Слава, видимо, не был готов к выступлению, но природный дар выкручиваться из любых ситуаций подсказал, что надо взять нейтральную тему. Ссориться он, как я потом понял, ни с кем не хотел. Он что-то пролепетал о том, что надо больше радоваться жизни во всех ее проявлениях, беречь экологию, упомянул о задачах природоохранных ведомств. И прочитал небольшое стихотворение:
Иду, флюиды я ловлю,
Свои вокруг распространяю,
Земля, как я тебя люблю,
Порой ты даже и не знаешь.
Я поглощаю кислород
Без всякой, я скажу, корысти,
Взамен даю я углерод –
Дышали чтоб трава и листья.
В больших объемах воду пью,
Но тоже ведь не меркантильно,
Ее сполна я отдаю
И регулярно, и обильно.
От первого столика послышалась ехидная реплика одного из подпевал:
– Так мы то же самое делаем, может, даже качественней и в больших объемах.
По залу прокатился смешок. Снетков пренебрежительно посмотрел на Славу. Тот уже с виноватым видом сел, как бы показывая – накладочка вышла. Василь взглянул на меня, я отрицательно мотнул головой, дескать, не готов.
В это время вечно второй встал, поблагодарил Лохнесского за приглашение на встречу с творческой интеллигенцией, сославшись на дела, предложил продолжить без него и покинул зал.

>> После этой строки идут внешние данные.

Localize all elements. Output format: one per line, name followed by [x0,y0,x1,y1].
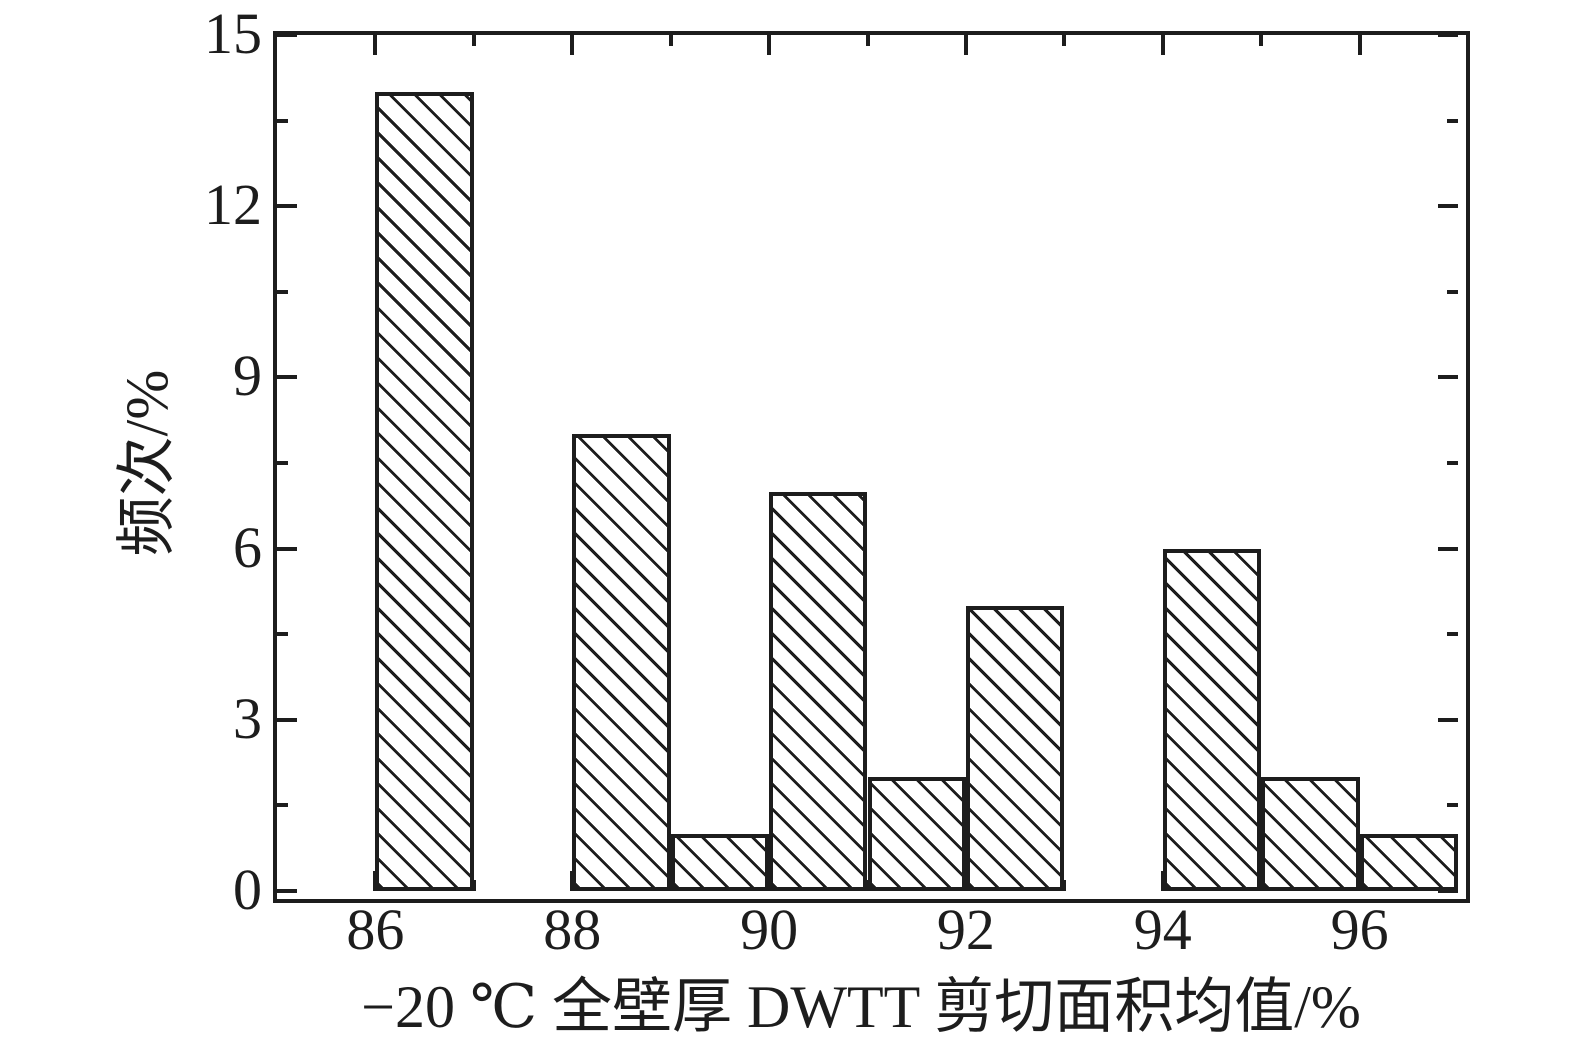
x-axis-tick [865,880,870,891]
y-tick-label: 3 [233,685,262,751]
x-axis-tick [570,871,575,891]
x-axis-tick [373,35,378,55]
y-axis-tick [277,632,288,637]
x-tick-label: 96 [1330,897,1389,962]
histogram-bar [572,434,671,891]
y-axis-tick [1438,375,1458,380]
y-axis-tick [1447,461,1458,465]
x-tick-label: 92 [936,897,995,962]
x-axis-title: −20 ℃ 全壁厚 DWTT 剪切面积均值/% [361,974,1361,1040]
x-tick-label: 88 [543,897,602,962]
histogram-bar [1261,776,1360,891]
x-tick-label: 94 [1133,897,1192,962]
x-axis-tick [373,871,378,891]
x-axis-tick [471,880,476,891]
y-axis-tick [277,546,297,551]
y-axis-tick [1447,289,1458,294]
x-axis-tick [1160,35,1165,55]
histogram-bar [1162,548,1262,891]
x-axis-tick [1259,35,1264,46]
histogram-bar [670,833,770,891]
y-axis-tick [1438,889,1458,893]
y-tick-label: 15 [204,0,262,66]
histogram-bar [375,92,474,891]
x-axis-tick [767,35,772,55]
y-axis-tick [277,204,297,209]
x-axis-tick [668,35,673,46]
x-axis-tick [1062,35,1067,46]
x-axis-tick [1259,880,1264,891]
y-tick-label: 0 [233,856,262,922]
y-axis-tick [1438,546,1458,551]
y-axis-tick [277,375,297,380]
y-tick-label: 12 [204,172,262,238]
y-axis-tick [277,461,288,465]
x-axis-tick [570,35,575,55]
y-axis-tick [277,289,288,294]
y-axis-tick [277,717,297,722]
y-axis-tick [277,803,288,808]
y-axis-tick [277,118,288,123]
x-axis-tick [668,880,673,891]
plot-inner [277,33,1458,893]
y-axis-tick [1438,204,1458,209]
y-tick-label: 9 [233,343,262,409]
x-axis-tick [1160,871,1165,891]
y-axis-tick [1438,33,1458,37]
y-axis-tick [1447,118,1458,123]
x-axis-tick [963,871,968,891]
y-axis-tick [1447,803,1458,808]
y-tick-label: 6 [233,514,262,580]
histogram-bar [965,605,1065,891]
x-axis-tick [1357,871,1362,891]
x-axis-tick [767,871,772,891]
histogram-bar [769,491,868,891]
y-axis-tick [277,33,297,37]
x-axis-tick [963,35,968,55]
y-axis-tick [277,889,297,893]
histogram-bar [867,776,966,891]
histogram-bar [1359,833,1458,891]
y-axis-tick [1447,632,1458,637]
x-tick-label: 86 [346,897,405,962]
x-axis-tick [865,35,870,46]
x-axis-tick [1062,880,1067,891]
x-axis-tick [1357,35,1362,55]
x-axis-tick [471,35,476,46]
plot-area [273,31,1470,903]
y-axis-tick [1438,717,1458,722]
x-tick-label: 90 [740,897,799,962]
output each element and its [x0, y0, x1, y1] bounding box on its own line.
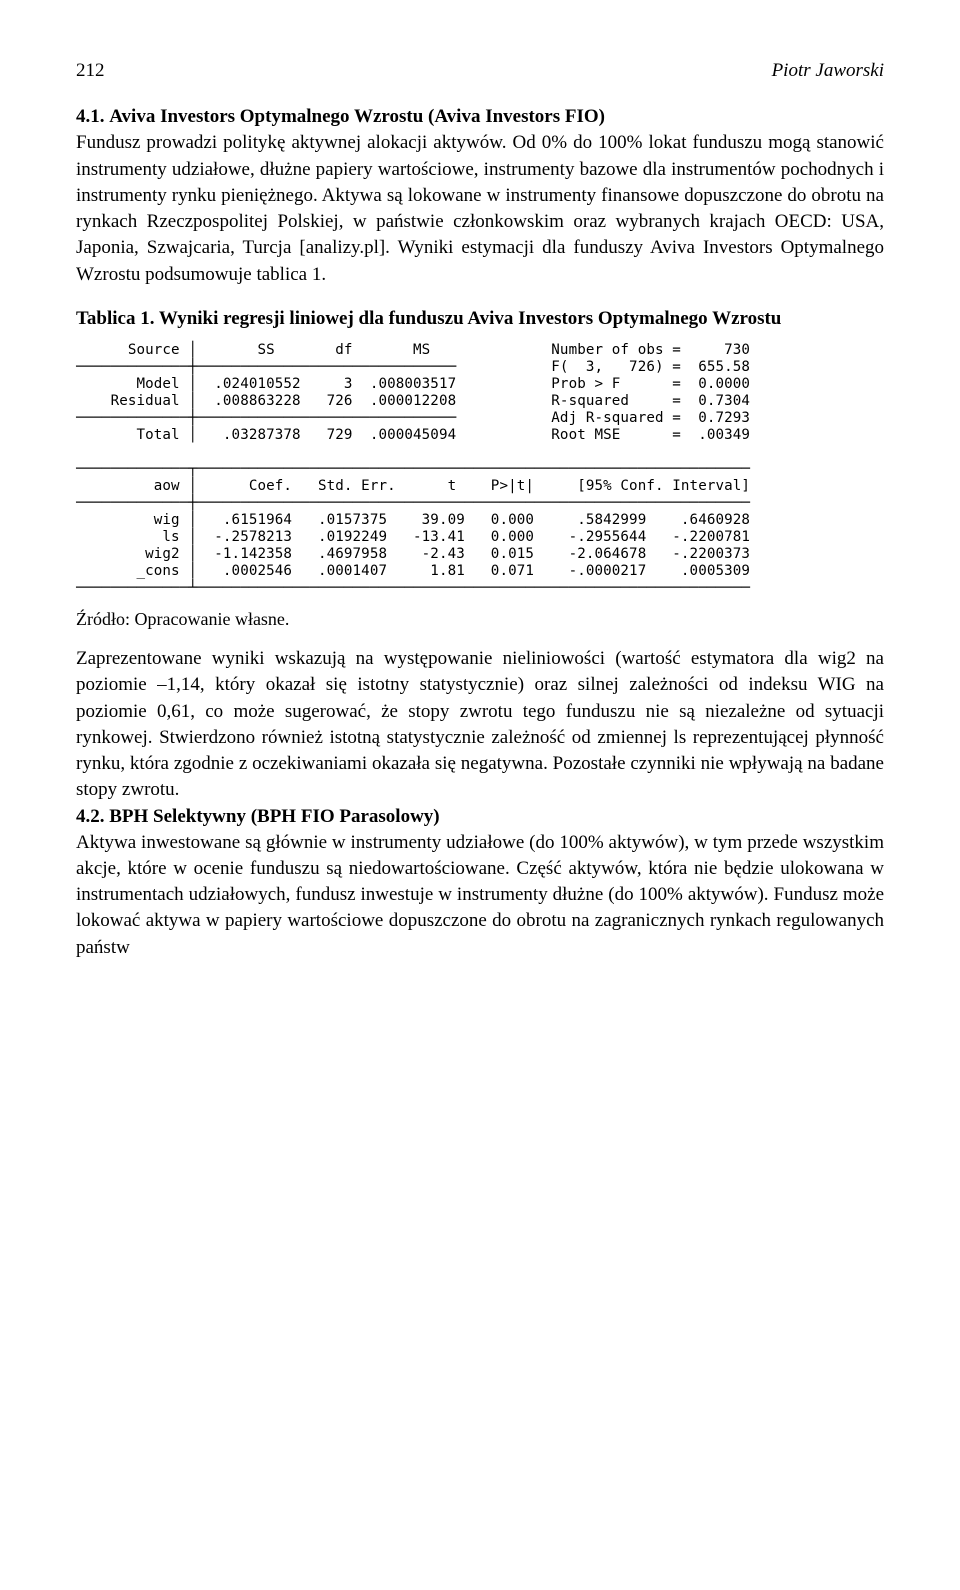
- section-4-2-number: 4.2.: [76, 806, 105, 827]
- section-4-1-title: Aviva Investors Optymalnego Wzrostu (Avi…: [109, 106, 605, 127]
- table1-caption: Tablica 1. Wyniki regresji liniowej dla …: [76, 306, 884, 332]
- section-4-2-paragraph: Aktywa inwestowane są głównie w instrume…: [76, 830, 884, 961]
- section-4-1-paragraph: Fundusz prowadzi politykę aktywnej aloka…: [76, 130, 884, 287]
- section-4-2: 4.2. BPH Selektywny (BPH FIO Parasolowy): [76, 804, 884, 830]
- page-header: 212 Piotr Jaworski: [76, 58, 884, 84]
- regression-output: Source │ SS df MS Number of obs = 730 ──…: [76, 342, 884, 597]
- discussion-paragraph: Zaprezentowane wyniki wskazują na występ…: [76, 646, 884, 803]
- section-4-2-title: BPH Selektywny (BPH FIO Parasolowy): [109, 806, 439, 827]
- table1-source: Źródło: Opracowanie własne.: [76, 607, 884, 632]
- running-head: Piotr Jaworski: [772, 58, 884, 84]
- section-4-1: 4.1. Aviva Investors Optymalnego Wzrostu…: [76, 104, 884, 130]
- page-number: 212: [76, 58, 105, 84]
- section-4-1-number: 4.1.: [76, 106, 105, 127]
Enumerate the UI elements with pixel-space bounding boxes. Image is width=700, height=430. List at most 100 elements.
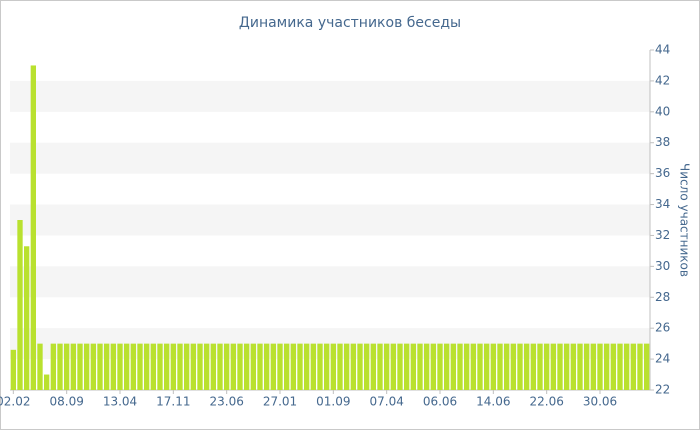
bar bbox=[357, 343, 363, 390]
bar bbox=[137, 343, 143, 390]
bar bbox=[597, 343, 603, 390]
bar bbox=[624, 343, 630, 390]
bar bbox=[517, 343, 523, 390]
bar bbox=[177, 343, 183, 390]
bar bbox=[424, 343, 430, 390]
y-tick-label: 26 bbox=[655, 321, 670, 335]
grid-band bbox=[10, 266, 650, 298]
bar bbox=[390, 343, 396, 390]
y-tick-label: 34 bbox=[655, 197, 670, 211]
bar bbox=[184, 343, 190, 390]
x-tick-label: 07.04 bbox=[369, 395, 403, 409]
bar bbox=[104, 343, 110, 390]
bar bbox=[370, 343, 376, 390]
x-tick-label: 02.02 bbox=[0, 395, 31, 409]
bar bbox=[504, 343, 510, 390]
bar bbox=[170, 343, 176, 390]
bar bbox=[157, 343, 163, 390]
bar bbox=[444, 343, 450, 390]
bar bbox=[477, 343, 483, 390]
bar bbox=[164, 343, 170, 390]
bar bbox=[490, 343, 496, 390]
bar bbox=[530, 343, 536, 390]
bar bbox=[317, 343, 323, 390]
bar bbox=[637, 343, 643, 390]
x-tick-label: 08.09 bbox=[49, 395, 83, 409]
bar bbox=[144, 343, 150, 390]
y-tick-label: 28 bbox=[655, 290, 670, 304]
bar bbox=[130, 343, 136, 390]
bar bbox=[590, 343, 596, 390]
bar bbox=[230, 343, 236, 390]
bar bbox=[224, 343, 230, 390]
bar bbox=[310, 343, 316, 390]
bar bbox=[417, 343, 423, 390]
y-tick-label: 42 bbox=[655, 73, 670, 87]
bar bbox=[470, 343, 476, 390]
bar bbox=[430, 343, 436, 390]
bar bbox=[484, 343, 490, 390]
bar bbox=[350, 343, 356, 390]
x-tick-label: 06.06 bbox=[423, 395, 457, 409]
bar bbox=[404, 343, 410, 390]
bar bbox=[384, 343, 390, 390]
bar bbox=[564, 343, 570, 390]
bar bbox=[204, 343, 210, 390]
bar bbox=[510, 343, 516, 390]
bar bbox=[570, 343, 576, 390]
bar bbox=[57, 343, 63, 390]
y-tick-label: 44 bbox=[655, 43, 670, 57]
bar bbox=[264, 343, 270, 390]
y-tick-label: 32 bbox=[655, 228, 670, 242]
bar bbox=[44, 374, 50, 390]
bar bbox=[544, 343, 550, 390]
x-tick-label: 14.06 bbox=[476, 395, 510, 409]
chart-title: Динамика участников беседы bbox=[239, 15, 461, 31]
bar bbox=[37, 343, 43, 390]
x-tick-label: 13.04 bbox=[103, 395, 137, 409]
bar bbox=[377, 343, 383, 390]
bar bbox=[217, 343, 223, 390]
grid-band bbox=[10, 142, 650, 174]
bar bbox=[124, 343, 130, 390]
grid-band bbox=[10, 204, 650, 236]
bar bbox=[24, 246, 30, 390]
bar bbox=[70, 343, 76, 390]
bar bbox=[584, 343, 590, 390]
bar bbox=[617, 343, 623, 390]
grid-band bbox=[10, 80, 650, 112]
bar bbox=[450, 343, 456, 390]
bar bbox=[250, 343, 256, 390]
bar bbox=[604, 343, 610, 390]
x-tick-label: 30.06 bbox=[583, 395, 617, 409]
x-tick-label: 17.11 bbox=[156, 395, 190, 409]
bar bbox=[577, 343, 583, 390]
bar bbox=[304, 343, 310, 390]
x-tick-label: 23.06 bbox=[209, 395, 243, 409]
bar bbox=[210, 343, 216, 390]
y-axis-label: Число участников bbox=[678, 163, 692, 277]
bar bbox=[30, 65, 36, 391]
bar bbox=[117, 343, 123, 390]
y-tick-label: 40 bbox=[655, 104, 670, 118]
bar bbox=[397, 343, 403, 390]
bar bbox=[277, 343, 283, 390]
x-tick-label: 01.09 bbox=[316, 395, 350, 409]
bar bbox=[50, 343, 56, 390]
bar bbox=[364, 343, 370, 390]
y-tick-label: 24 bbox=[655, 352, 670, 366]
bar bbox=[244, 343, 250, 390]
y-tick-label: 38 bbox=[655, 135, 670, 149]
bar bbox=[110, 343, 116, 390]
bar bbox=[90, 343, 96, 390]
bar bbox=[150, 343, 156, 390]
grid-band bbox=[10, 328, 650, 360]
bar bbox=[630, 343, 636, 390]
bar bbox=[190, 343, 196, 390]
bar bbox=[237, 343, 243, 390]
bar bbox=[410, 343, 416, 390]
bar bbox=[10, 349, 16, 390]
bar bbox=[257, 343, 263, 390]
bar bbox=[77, 343, 83, 390]
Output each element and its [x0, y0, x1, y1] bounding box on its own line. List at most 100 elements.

– Умение вовремя слинять освобождает от ударов и пинков, – вполголоса резюмировал Снетков и решительно продолжил: – Товарищи, долгими речами мы вас мучить не будем, представлять вам его не надо, вы все его и так знаете. Юра, – негромко обратился он к Гвоздеву, – выдай-ка что-нибудь.
Во взгляде Лохнесского легко читалось: „Эх, жаль, не те времена, я бы тебе слово дал!“
Но Юра уже встал и начал:
– Стихотворение называется „Прорвемся“.
Какая к черту перестройка?
Какой там к дьяволу застой?
Идет российская попойка
И всесоюзный мордобой!
Чего мы, братцы, разгулялись?
Чего на митингах орем?
Вчера с соседом лобызались,
Ну а сегодня морду бьем!
С чего мы все такие стали?
С чего вдруг так на нас нашло?
Как будто бы не то сожрали
И нас чего-то понесло!
А может, дух противоречий,
А может, планов всех размах
Вдруг принесли нам всем увечье
И сдвиг в разреженных мозгах?
Потопом, может, все исправить?
Геенной, что огнем палит?
Навряд ли – мы умеем плавать,
И шкура наша не горит!
Снетков зааплодировал, Светка и я тоже. Нас поддержал и соседний столик. Видимо, за столиками, ближними к руководству, затаились и ждали оценки от руководящего стола. Один из боевых подпевал все-таки задал вопрос:
– Молодой человек, а что конкретно вы имели в виду?
Юра пожал плечами:
– Да, собственно, только одно – прорвемся!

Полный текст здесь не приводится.